Oliver Baumann: Vom Nachahmer zum eigenständigen WM-Torhüter
Der deutsche Fußball-Nationaltorhüter Oliver Baumann steht kurz davor, bei der anstehenden Weltmeisterschaft die Stammposition im Tor der DFB-Elf zu übernehmen. Im Interview mit der »Süddeutschen Zeitung« sprach der 35-jährige Keeper des TSG Hoffenheim offen über seinen langen Weg, die ewigen Vergleiche mit Legende Manuel Neuer und seine aktuelle mentale Stärke.

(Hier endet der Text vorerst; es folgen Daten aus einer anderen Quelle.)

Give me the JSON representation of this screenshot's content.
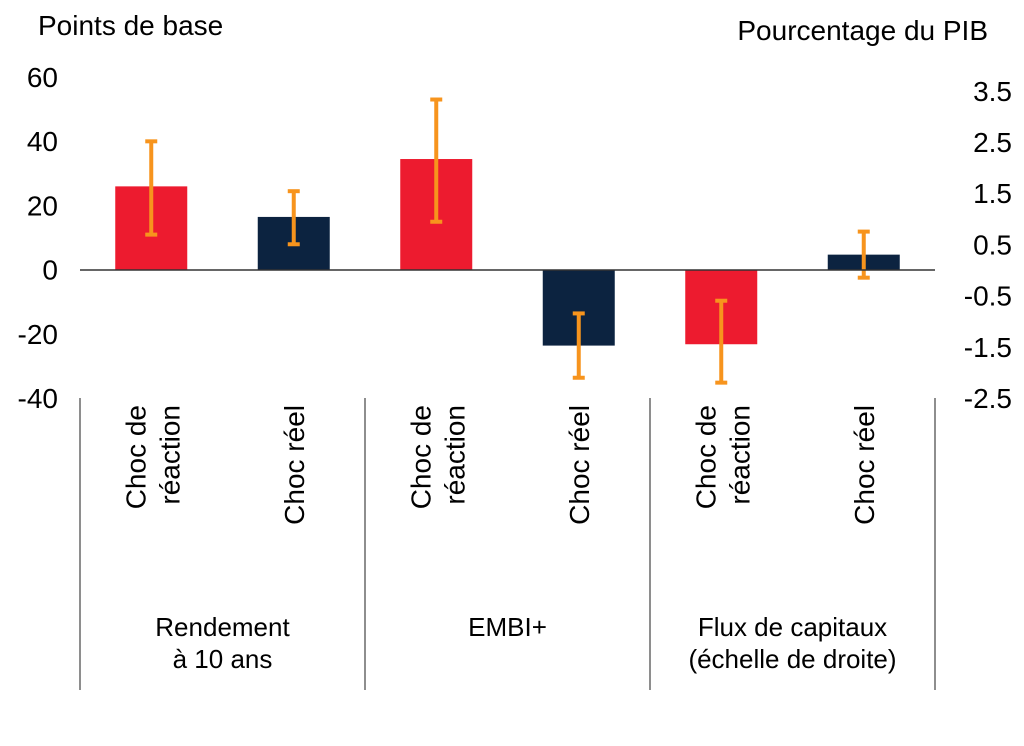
{
  "chart_data": {
    "type": "bar",
    "ylabel_left": "Points de base",
    "ylabel_right": "Pourcentage du PIB",
    "y_left_ticks": [
      "60",
      "40",
      "20",
      "0",
      "-20",
      "-40"
    ],
    "y_right_ticks": [
      "3.5",
      "2.5",
      "1.5",
      "0.5",
      "-0.5",
      "-1.5",
      "-2.5"
    ],
    "ylim_left": [
      -40,
      60
    ],
    "ylim_right": [
      -2.5,
      4.167
    ],
    "groups": [
      {
        "label_lines": [
          "Rendement",
          "à 10 ans"
        ]
      },
      {
        "label_lines": [
          "EMBI+"
        ]
      },
      {
        "label_lines": [
          "Flux de capitaux",
          "(échelle de droite)"
        ]
      }
    ],
    "bars": [
      {
        "group": 0,
        "category_lines": [
          "Choc de",
          "réaction"
        ],
        "axis": "left",
        "value": 26,
        "err_low": 11,
        "err_high": 40,
        "color": "#ed1b2f"
      },
      {
        "group": 0,
        "category_lines": [
          "Choc réel"
        ],
        "axis": "left",
        "value": 16.5,
        "err_low": 8,
        "err_high": 24.5,
        "color": "#0c2340"
      },
      {
        "group": 1,
        "category_lines": [
          "Choc de",
          "réaction"
        ],
        "axis": "left",
        "value": 34.5,
        "err_low": 15,
        "err_high": 53,
        "color": "#ed1b2f"
      },
      {
        "group": 1,
        "category_lines": [
          "Choc réel"
        ],
        "axis": "left",
        "value": -23.5,
        "err_low": -33.5,
        "err_high": -13.5,
        "color": "#0c2340"
      },
      {
        "group": 2,
        "category_lines": [
          "Choc de",
          "réaction"
        ],
        "axis": "right",
        "value": -1.45,
        "err_low": -2.2,
        "err_high": -0.6,
        "color": "#ed1b2f"
      },
      {
        "group": 2,
        "category_lines": [
          "Choc réel"
        ],
        "axis": "right",
        "value": 0.3,
        "err_low": -0.15,
        "err_high": 0.75,
        "color": "#0c2340"
      }
    ],
    "error_bar_color": "#f7941d",
    "legend": "none",
    "grid": false
  }
}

Die Neuer-Phase: Revolutionäres Vorbild und persönliche Grenzen
Baumann gestand, dass er als junger Torwart vergeblich versucht habe, Manuel Neuer nachzueifern. »Neuer hat das Torwartspiel revolutioniert«, erklärte Baumann. »Ich hätte mir gerne etwas von ihm abgeschaut, aber irgendwann habe ich gemerkt: Es geht nicht.«
Der Grund dafür liegt für Baumann in den einzigartigen Fähigkeiten des ehemaligen DFB-Kapitäns: »Ich habe einfach nicht die Skills, die Manuel Neuer hat. Aber wer hat die schon? Diese Kombination aus Größe, Schnelligkeit und Beweglichkeit ist sicher einzigartig. Dazu kommt sein spezielles Stellungsspiel und Antizipationsvermögen. Das kann man nicht kopieren.«
Eigenen Stil entwickeln: Der Weg zur Nummer eins
Statt weiter zu imitieren, konzentrierte sich Baumann auf die Entwicklung seines persönlichen Stils – eine Entscheidung, die ihn nun nach langer Karriere ins deutsche Nationaltor führen könnte. Sollte der verletzte Marc-André ter Stegen nicht rechtzeitig fit werden, steht Baumann bei der WM mit großer Wahrscheinlichkeit zwischen den Pfosten.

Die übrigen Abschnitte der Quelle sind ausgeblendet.